A newcomerLAD has offered his parents house for a house party as tribute to the LADpack. So, we prepared for the said night. As the night goes on one LAD, who is very emotional when drunk, started crying again as a wench broke his heart. We tried consoling him to no avail and just forbidden him to drink anymore and have fashioned a pot into a necklace for him to wear in case he blow chunks. Anyways, the said LAD wanted to go to the toilet to release some pressure and has started to unbutton his pants but due to his drunkeness was unable to have some balance and cannot sit down on the toilet and has passed out on the floor with his jeans around his ankles. Being in the same pack as the LAD we have prevented the girls we invited from seeing said LAD in such state and one even pulled his pants back up and we carried the LAD into one of the spare bedrooms to recuperate from the night.

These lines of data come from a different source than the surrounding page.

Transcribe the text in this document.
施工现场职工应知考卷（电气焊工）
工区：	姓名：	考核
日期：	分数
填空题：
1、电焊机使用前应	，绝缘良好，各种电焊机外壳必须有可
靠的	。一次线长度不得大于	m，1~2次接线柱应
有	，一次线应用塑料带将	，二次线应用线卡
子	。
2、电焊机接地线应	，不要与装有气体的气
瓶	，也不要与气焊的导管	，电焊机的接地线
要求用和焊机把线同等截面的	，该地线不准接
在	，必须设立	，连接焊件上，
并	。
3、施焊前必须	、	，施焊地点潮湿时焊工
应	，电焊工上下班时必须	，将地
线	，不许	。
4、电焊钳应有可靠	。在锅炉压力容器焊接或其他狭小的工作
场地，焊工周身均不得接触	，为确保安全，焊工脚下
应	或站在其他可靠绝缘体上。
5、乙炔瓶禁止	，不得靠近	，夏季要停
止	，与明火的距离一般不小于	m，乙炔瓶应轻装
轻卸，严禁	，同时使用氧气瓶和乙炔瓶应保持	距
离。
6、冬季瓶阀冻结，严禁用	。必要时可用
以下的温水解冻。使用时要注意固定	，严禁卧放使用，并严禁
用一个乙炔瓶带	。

So i have a party this friday night, and i thought i would try and pick up my booze for it this morning to save less hassle for the night (im 17) obviously in the UK it is illegal to buy alcohol under the age 18.. that wasn't stopping me though. Having my morning read on the wonderful tales of fellow LADS adventures on the wonderful LADBIBLE, i go up to the guy in the shop, he looks at me for a minute, and in his pakistani accent asked me what i was after, he had a laptop open, with the LADbible currently on display. I smiled and showed him my phone reffering to the website i was on. He had a laugh and looked at me again saying "What you after" and I took a brief look at the alcoholic chamber of fine chilled beverages. Following a brief laugh he said in a more humble tone "For a fellow LAD, what do you need?" reading him my shopping list of booze he proudly fetched what i needed with not a question asked, checking to make sure the shop was clear. 2 bottles of vodka and 30 bottles of buds. all at a discounted price. Let us all salute this LAD!
Looking for bit of advice on where a LAD should stand on the whole soft pride issue, its really soft but theres always tonnes of wenches out so would a LAD be looked down on for attending whats basically just a massive street party, but with soft plastered all over it?
In 2010 I was DJing abroad. On one occasion I decided to drink Red Wine as I was practically immune from everything else by this time. I got so drunk.. had to quickly dash to the staff toilet. I kicked the door open and knocked a wench out cold who was giving one of the Bar Staff a BJ in the cubical. She came round after a few seconds covered in blood to look up at a man scooping brown Mr Whippy out of his draws... She wiped her face... and carried on performing regardless of what was going on around her! topWENCH.